Tuesday, January 24, 2012

T E Lawrence

A Syrian comrade sent me this: "About the most contemptible character in my youth was T. E. Lawrence, and time did not mellow my dislike of this 'clever dick' even after I learnt that he really was psychologically very disturbed from a thoroughly researched book published by Philip Knightly and a colleague I cannot remember his name. I believe both were on the staff of the Sunday Times, when reading the Sunday Times was not self immolation for the sake of the Murdoch!    Recently, I cam across a book by صبحي العمري. This Iraqi person joined the Arab revolt in its early phases. He was even mistaken in the UK press for being Lawrence - and of course, Lawrence did not oblige with a correction! Later in life he did sell his sole, and was sentenced by the Syrian Military Tribunal in the famous Stone Plot - for a long prison sentence. I am not sure he served all of it, or any of it.  He wrote a book about this Lawrence character. If you are so inclined, I would be happy to email it. I have it on my home machine and I am at work at the moment.  Lawrence was a relative of G B Shaw - probably through his mother.

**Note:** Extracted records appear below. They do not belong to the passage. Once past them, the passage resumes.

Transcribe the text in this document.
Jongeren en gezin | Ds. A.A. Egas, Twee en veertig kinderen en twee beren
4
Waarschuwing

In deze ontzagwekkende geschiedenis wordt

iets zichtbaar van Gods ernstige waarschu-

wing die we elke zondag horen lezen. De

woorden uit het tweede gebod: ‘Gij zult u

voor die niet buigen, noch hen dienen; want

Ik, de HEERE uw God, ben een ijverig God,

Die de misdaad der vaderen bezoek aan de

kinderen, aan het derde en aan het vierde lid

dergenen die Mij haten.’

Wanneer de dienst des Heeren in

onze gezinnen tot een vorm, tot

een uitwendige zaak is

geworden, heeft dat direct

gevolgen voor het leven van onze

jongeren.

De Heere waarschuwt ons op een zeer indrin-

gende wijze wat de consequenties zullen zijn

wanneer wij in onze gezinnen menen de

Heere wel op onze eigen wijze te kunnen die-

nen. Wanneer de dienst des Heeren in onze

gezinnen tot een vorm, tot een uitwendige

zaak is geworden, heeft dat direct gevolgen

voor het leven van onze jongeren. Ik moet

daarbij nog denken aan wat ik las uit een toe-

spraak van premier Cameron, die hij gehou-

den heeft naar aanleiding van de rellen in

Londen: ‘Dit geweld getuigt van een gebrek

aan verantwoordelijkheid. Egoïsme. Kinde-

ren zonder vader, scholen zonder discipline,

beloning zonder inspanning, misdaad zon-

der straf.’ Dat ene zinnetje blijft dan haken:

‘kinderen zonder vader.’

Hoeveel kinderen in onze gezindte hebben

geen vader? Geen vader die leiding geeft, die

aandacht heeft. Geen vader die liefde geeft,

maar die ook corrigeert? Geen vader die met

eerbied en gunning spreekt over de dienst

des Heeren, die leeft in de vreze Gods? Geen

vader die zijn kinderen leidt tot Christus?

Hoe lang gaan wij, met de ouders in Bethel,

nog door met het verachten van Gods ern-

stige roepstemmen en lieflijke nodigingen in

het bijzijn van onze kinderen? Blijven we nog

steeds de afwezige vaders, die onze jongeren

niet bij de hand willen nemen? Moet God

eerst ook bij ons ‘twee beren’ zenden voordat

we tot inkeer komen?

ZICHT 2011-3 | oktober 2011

He made quite an entry in the literary salons with his Seven Pillars. But the book made him really quite famous in England when its Empire began giving way to the richer and more powerful US.  The book was received in exactly this sense, and its literary value was a validating 'bonus' - just as that by Winston Churchill about his exploits in the Boer War which catapulted him into the political limelight for the next half a century."